If this 54 room home looks a little bit small for something with both “Vanderbilt” and “Mansion” in its name, maybe it’s because Hyde Park was just one of several houses Frederick and Louise Vanderbilt owned. They also had a New York City townhouse, of course, and at various times, a Newport, Rhode Island mansion (Rough Point, later owned by Doris Duke), an Adirondack camp (Pine Tree Point), and a Bar Harbor, Maine mansion (Sogonee, later owned by radio tycoon A. Atwater Kent).
Construction began in 1895, the same year that Frederick’s kid brother, George Washington Vanderbilt II, completed his modest 250-room summer house, the Biltmore Estate.
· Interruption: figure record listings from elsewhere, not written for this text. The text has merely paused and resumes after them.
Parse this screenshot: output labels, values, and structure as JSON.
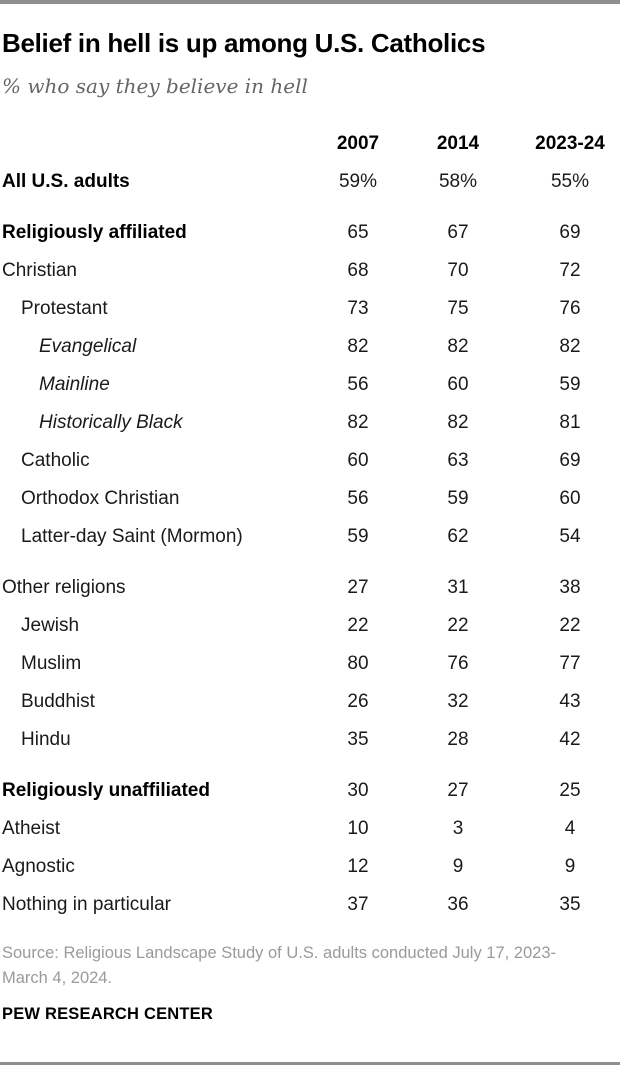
{
  "header": {
    "title": "Belief in hell is up among U.S. Catholics",
    "subtitle": "% who say they believe in hell"
  },
  "table": {
    "columns": [
      "2007",
      "2014",
      "2023-24"
    ],
    "rows": [
      {
        "label": "All U.S. adults",
        "style": "bold",
        "indent": 0,
        "gap_before": false,
        "values": [
          "59%",
          "58%",
          "55%"
        ]
      },
      {
        "label": "Religiously affiliated",
        "style": "bold",
        "indent": 0,
        "gap_before": true,
        "values": [
          "65",
          "67",
          "69"
        ]
      },
      {
        "label": "Christian",
        "style": "normal",
        "indent": 0,
        "gap_before": false,
        "values": [
          "68",
          "70",
          "72"
        ]
      },
      {
        "label": "Protestant",
        "style": "normal",
        "indent": 1,
        "gap_before": false,
        "values": [
          "73",
          "75",
          "76"
        ]
      },
      {
        "label": "Evangelical",
        "style": "italic",
        "indent": 2,
        "gap_before": false,
        "values": [
          "82",
          "82",
          "82"
        ]
      },
      {
        "label": "Mainline",
        "style": "italic",
        "indent": 2,
        "gap_before": false,
        "values": [
          "56",
          "60",
          "59"
        ]
      },
      {
        "label": "Historically Black",
        "style": "italic",
        "indent": 2,
        "gap_before": false,
        "values": [
          "82",
          "82",
          "81"
        ]
      },
      {
        "label": "Catholic",
        "style": "normal",
        "indent": 1,
        "gap_before": false,
        "values": [
          "60",
          "63",
          "69"
        ]
      },
      {
        "label": "Orthodox Christian",
        "style": "normal",
        "indent": 1,
        "gap_before": false,
        "values": [
          "56",
          "59",
          "60"
        ]
      },
      {
        "label": "Latter-day Saint (Mormon)",
        "style": "normal",
        "indent": 1,
        "gap_before": false,
        "values": [
          "59",
          "62",
          "54"
        ]
      },
      {
        "label": "Other religions",
        "style": "normal",
        "indent": 0,
        "gap_before": true,
        "values": [
          "27",
          "31",
          "38"
        ]
      },
      {
        "label": "Jewish",
        "style": "normal",
        "indent": 1,
        "gap_before": false,
        "values": [
          "22",
          "22",
          "22"
        ]
      },
      {
        "label": "Muslim",
        "style": "normal",
        "indent": 1,
        "gap_before": false,
        "values": [
          "80",
          "76",
          "77"
        ]
      },
      {
        "label": "Buddhist",
        "style": "normal",
        "indent": 1,
        "gap_before": false,
        "values": [
          "26",
          "32",
          "43"
        ]
      },
      {
        "label": "Hindu",
        "style": "normal",
        "indent": 1,
        "gap_before": false,
        "values": [
          "35",
          "28",
          "42"
        ]
      },
      {
        "label": "Religiously unaffiliated",
        "style": "bold",
        "indent": 0,
        "gap_before": true,
        "values": [
          "30",
          "27",
          "25"
        ]
      },
      {
        "label": "Atheist",
        "style": "normal",
        "indent": 0,
        "gap_before": false,
        "values": [
          "10",
          "3",
          "4"
        ]
      },
      {
        "label": "Agnostic",
        "style": "normal",
        "indent": 0,
        "gap_before": false,
        "values": [
          "12",
          "9",
          "9"
        ]
      },
      {
        "label": "Nothing in particular",
        "style": "normal",
        "indent": 0,
        "gap_before": false,
        "values": [
          "37",
          "36",
          "35"
        ]
      }
    ]
  },
  "footer": {
    "source": "Source: Religious Landscape Study of U.S. adults conducted July 17, 2023-March 4, 2024.",
    "brand": "PEW RESEARCH CENTER"
  },
  "colors": {
    "rule_gray": "#8f8f8f",
    "subtitle_gray": "#666666",
    "source_gray": "#9a9a9a",
    "text_black": "#000000"
  },
  "chart_data": {
    "type": "table",
    "title": "Belief in hell is up among U.S. Catholics",
    "subtitle": "% who say they believe in hell",
    "unit": "percent",
    "columns": [
      "2007",
      "2014",
      "2023-24"
    ],
    "rows": [
      {
        "group": "All U.S. adults",
        "values": [
          59,
          58,
          55
        ]
      },
      {
        "group": "Religiously affiliated",
        "values": [
          65,
          67,
          69
        ]
      },
      {
        "group": "Christian",
        "values": [
          68,
          70,
          72
        ]
      },
      {
        "group": "Protestant",
        "values": [
          73,
          75,
          76
        ]
      },
      {
        "group": "Evangelical",
        "values": [
          82,
          82,
          82
        ]
      },
      {
        "group": "Mainline",
        "values": [
          56,
          60,
          59
        ]
      },
      {
        "group": "Historically Black",
        "values": [
          82,
          82,
          81
        ]
      },
      {
        "group": "Catholic",
        "values": [
          60,
          63,
          69
        ]
      },
      {
        "group": "Orthodox Christian",
        "values": [
          56,
          59,
          60
        ]
      },
      {
        "group": "Latter-day Saint (Mormon)",
        "values": [
          59,
          62,
          54
        ]
      },
      {
        "group": "Other religions",
        "values": [
          27,
          31,
          38
        ]
      },
      {
        "group": "Jewish",
        "values": [
          22,
          22,
          22
        ]
      },
      {
        "group": "Muslim",
        "values": [
          80,
          76,
          77
        ]
      },
      {
        "group": "Buddhist",
        "values": [
          26,
          32,
          43
        ]
      },
      {
        "group": "Hindu",
        "values": [
          35,
          28,
          42
        ]
      },
      {
        "group": "Religiously unaffiliated",
        "values": [
          30,
          27,
          25
        ]
      },
      {
        "group": "Atheist",
        "values": [
          10,
          3,
          4
        ]
      },
      {
        "group": "Agnostic",
        "values": [
          12,
          9,
          9
        ]
      },
      {
        "group": "Nothing in particular",
        "values": [
          37,
          36,
          35
        ]
      }
    ]
  }
}
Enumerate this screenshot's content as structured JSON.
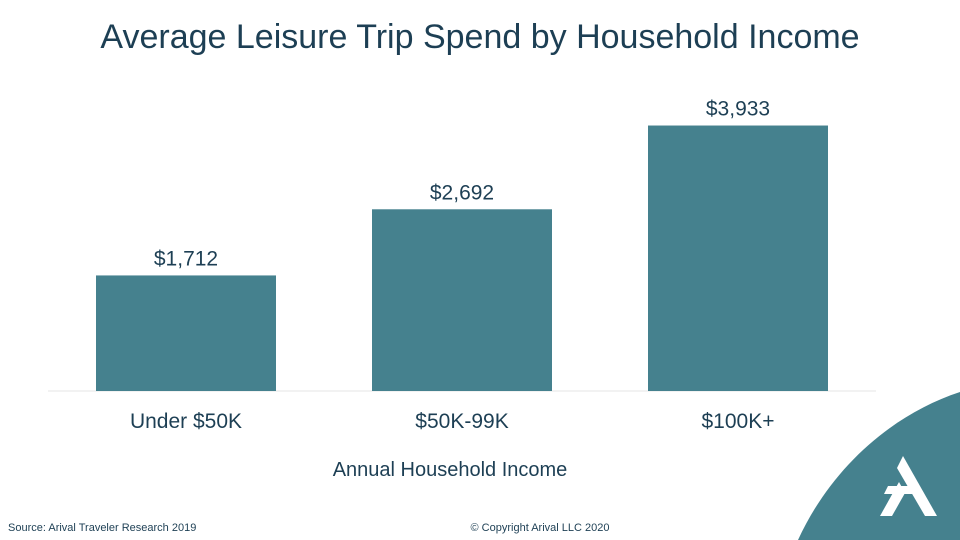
{
  "chart_data": {
    "type": "bar",
    "title": "Average Leisure Trip Spend by Household Income",
    "xlabel": "Annual Household Income",
    "ylabel": "",
    "categories": [
      "Under $50K",
      "$50K-99K",
      "$100K+"
    ],
    "values": [
      1712,
      2692,
      3933
    ],
    "value_labels": [
      "$1,712",
      "$2,692",
      "$3,933"
    ],
    "ylim": [
      0,
      4000
    ],
    "grid": false,
    "bar_color": "#45818e"
  },
  "footer": {
    "source": "Source: Arival Traveler Research 2019",
    "copyright": "© Copyright Arival LLC 2020"
  },
  "brand": {
    "accent": "#45818e",
    "logo_icon": "arival-a-logo-icon"
  }
}
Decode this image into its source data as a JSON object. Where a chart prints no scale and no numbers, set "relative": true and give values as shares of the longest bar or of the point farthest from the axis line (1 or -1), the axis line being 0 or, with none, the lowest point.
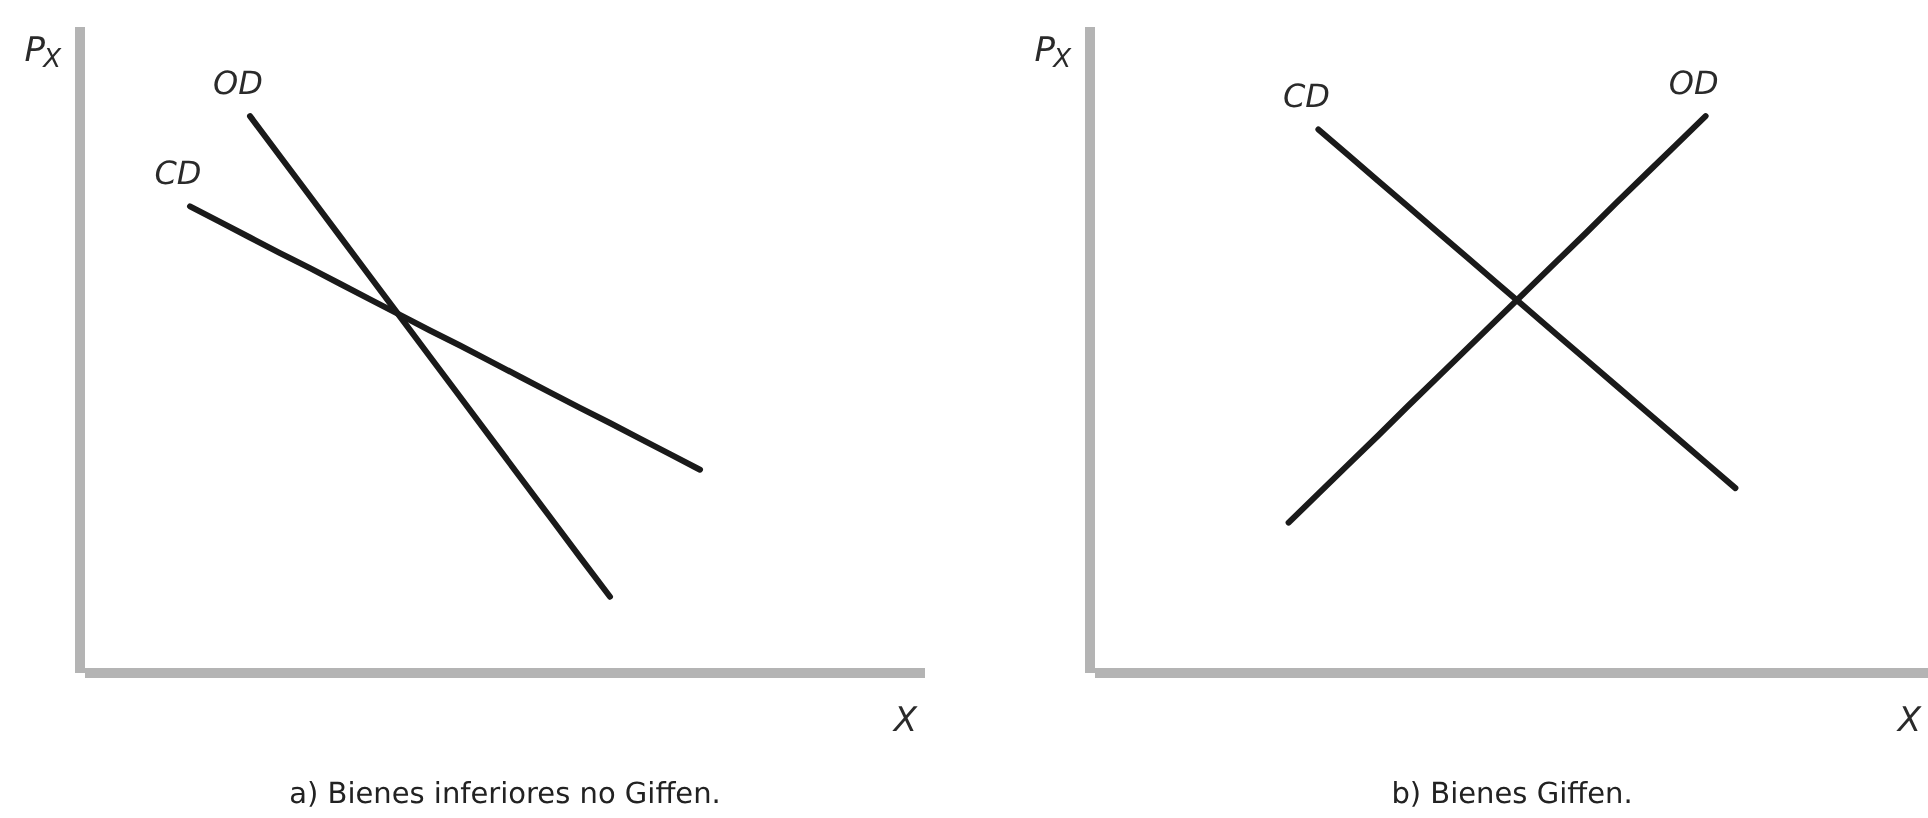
{
  "chart_data": [
    {
      "type": "line",
      "title": "a) Bienes inferiores no Giffen.",
      "xlabel": "X",
      "ylabel": "P$_{X}$",
      "relative": true,
      "categories": [
        null,
        null,
        null,
        null,
        null,
        null,
        null,
        null,
        null,
        null,
        null,
        null,
        null,
        null,
        null,
        null,
        null,
        null,
        null,
        null,
        null,
        null,
        null,
        null,
        null,
        null,
        null,
        null
      ],
      "series": [
        {
          "name": "OD",
          "color": "#1a1a1a",
          "values": [
            null,
            null,
            null,
            null,
            null,
            1,
            0.928,
            0.856,
            0.784,
            0.712,
            0.64,
            0.568,
            0.496,
            0.424,
            0.352,
            0.28,
            0.208,
            0.137,
            null,
            null,
            null,
            null,
            null,
            null,
            null,
            null,
            null,
            null
          ]
        },
        {
          "name": "CD",
          "color": "#1a1a1a",
          "values": [
            null,
            null,
            null,
            0.838,
            0.81,
            0.782,
            0.754,
            0.727,
            0.699,
            0.671,
            0.643,
            0.615,
            0.588,
            0.56,
            0.532,
            0.504,
            0.476,
            0.449,
            0.421,
            0.393,
            0.365,
            null,
            null,
            null,
            null,
            null,
            null,
            null
          ]
        }
      ]
    },
    {
      "type": "line",
      "title": "b) Bienes Giffen.",
      "xlabel": "X",
      "ylabel": "P$_{X}$",
      "relative": true,
      "categories": [
        null,
        null,
        null,
        null,
        null,
        null,
        null,
        null,
        null,
        null,
        null,
        null,
        null,
        null,
        null,
        null,
        null,
        null,
        null,
        null,
        null,
        null,
        null,
        null,
        null,
        null,
        null,
        null
      ],
      "series": [
        {
          "name": "CD",
          "color": "#1a1a1a",
          "values": [
            null,
            null,
            null,
            null,
            null,
            null,
            null,
            0.976,
            0.93,
            0.884,
            0.838,
            0.792,
            0.746,
            0.7,
            0.654,
            0.608,
            0.562,
            0.516,
            0.47,
            0.424,
            0.378,
            0.332,
            null,
            null,
            null,
            null,
            null,
            null
          ]
        },
        {
          "name": "OD",
          "color": "#1a1a1a",
          "values": [
            null,
            null,
            null,
            null,
            null,
            null,
            0.27,
            0.322,
            0.374,
            0.426,
            0.479,
            0.531,
            0.583,
            0.635,
            0.687,
            0.739,
            0.791,
            0.844,
            0.896,
            0.948,
            1,
            null,
            null,
            null,
            null,
            null,
            null,
            null
          ]
        }
      ]
    }
  ]
}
For about three decades Frederick and Louise lived the existence of country squires, employing and patronizing many people in the community while maintaining the vast socioeconomic divide. Including the farm, the Vanderbilt estate had more than 60 employees. More studious than his siblings, Frederick had earned a degree in horticulture from the Sheffield Scientific School at Yale and enjoyed applying his training on the sprawling estate. Louise died in 1926, and Frederick twelve years later.
National Park Service
There were no tickets available for the tour of the interior when we visited, so we visited the Italian Garden and walked down to the Hudson River instead.
Anderson Cooper (of CNN fame and son of Gloria Vanderbilt) has authored “Vanderbilt: The Rise and Fall of An American Dynasty,” a history of multiple generations of his ancestors. Lots of infamous characters.